Author: Shafi, Nabil A; Singh, Gagan D; Smith, Thomas W; Rogers, Jason H
Title: Sizing of patent ductus arteriosus in adults for transcatheter closure using the balloon pull-through technique.
  • Cord-id: 0xbu0swr
  • Document date: 2018_1_1
  • ID: 0xbu0swr
    Snippet: OBJECTIVES To describe a novel balloon sizing technique used during adult transcatheter patent ductus arteriosus (PDA) closure. In addition, to determine the clinical and procedural outcomes in six patients who underwent PDA balloon sizing with subsequent deployment of a PDA occluder device. BACKGROUND Transcatheter PDA closure in adults has excellent safety and procedural outcomes. However, PDA sizing in adults can be challenging due to variable defect size, high flow state, or anatomical compl
    Document: OBJECTIVES To describe a novel balloon sizing technique used during adult transcatheter patent ductus arteriosus (PDA) closure. In addition, to determine the clinical and procedural outcomes in six patients who underwent PDA balloon sizing with subsequent deployment of a PDA occluder device. BACKGROUND Transcatheter PDA closure in adults has excellent safety and procedural outcomes. However, PDA sizing in adults can be challenging due to variable defect size, high flow state, or anatomical complexity.
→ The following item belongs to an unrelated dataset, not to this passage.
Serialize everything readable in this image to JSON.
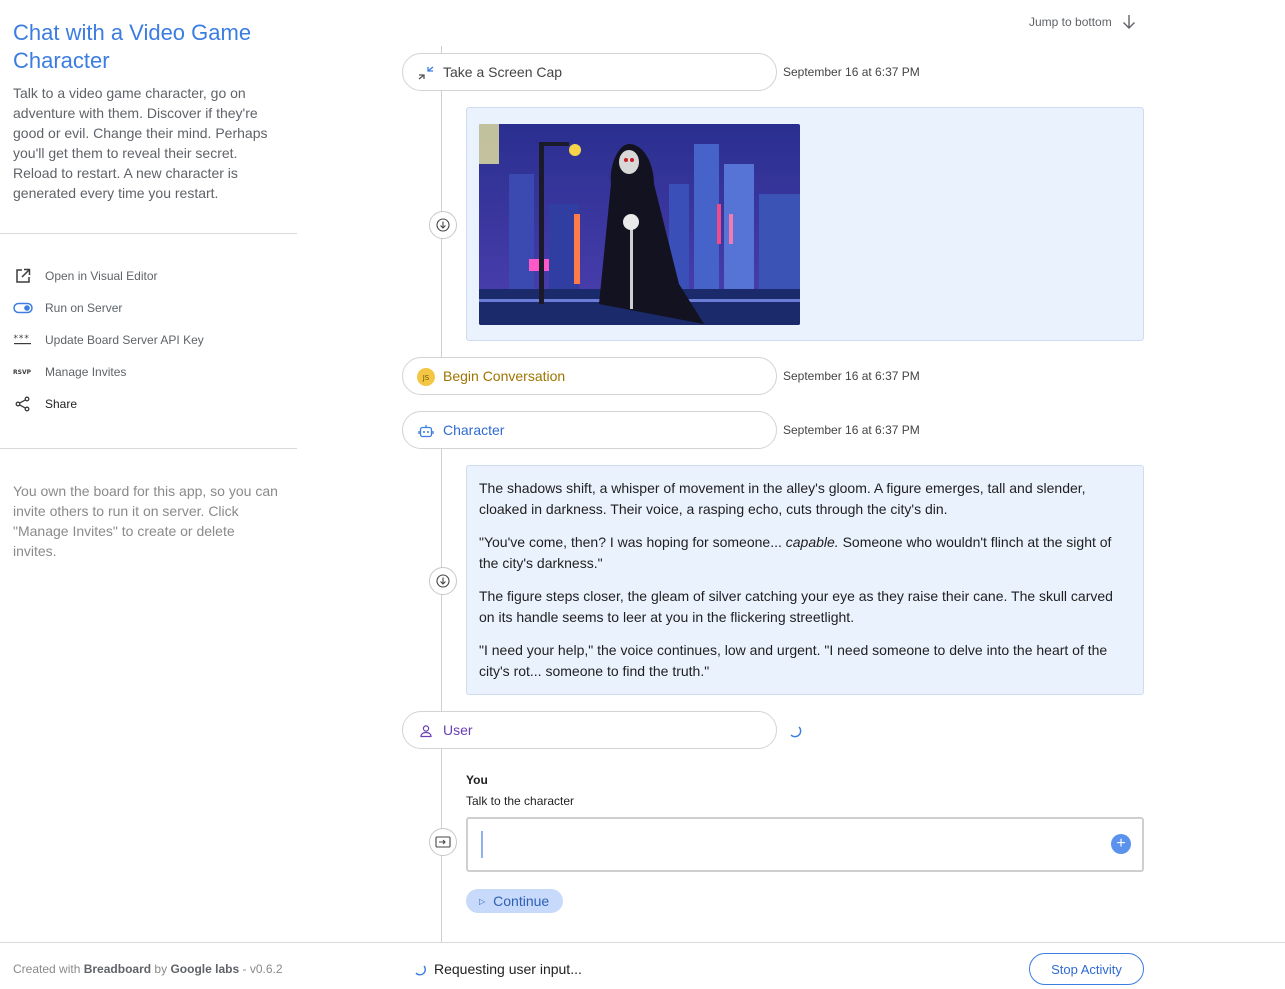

We describe a series of six cases where the balloon- pull through technique was successfully performed for PDA sizing prior to transcatheter closure. METHODS Consecutive adult patients undergoing adult PDA closure at our institution were studied retrospectively. A partially inflated sizing balloon was pulled through the defect from the aorta into the pulmonary artery and the balloon waist diameter was measured. Procedural success and clinical outcomes were obtained. RESULTS Six adult patients underwent successful balloon pull-through technique for PDA sizing during transcatheter PDA closure, since conventional angiography often gave suboptimal opacification of the defect. All PDAs were treated with closure devices based on balloon PDA sizing with complete closure and no complications. In three patients that underwent preprocedure computed tomography, the balloon size matched the CT derived measurements. CONCLUSION The balloon pull-through technique for PDA sizing is a safe and accurate sizing modality in adults undergoing transcatheter PDA closure.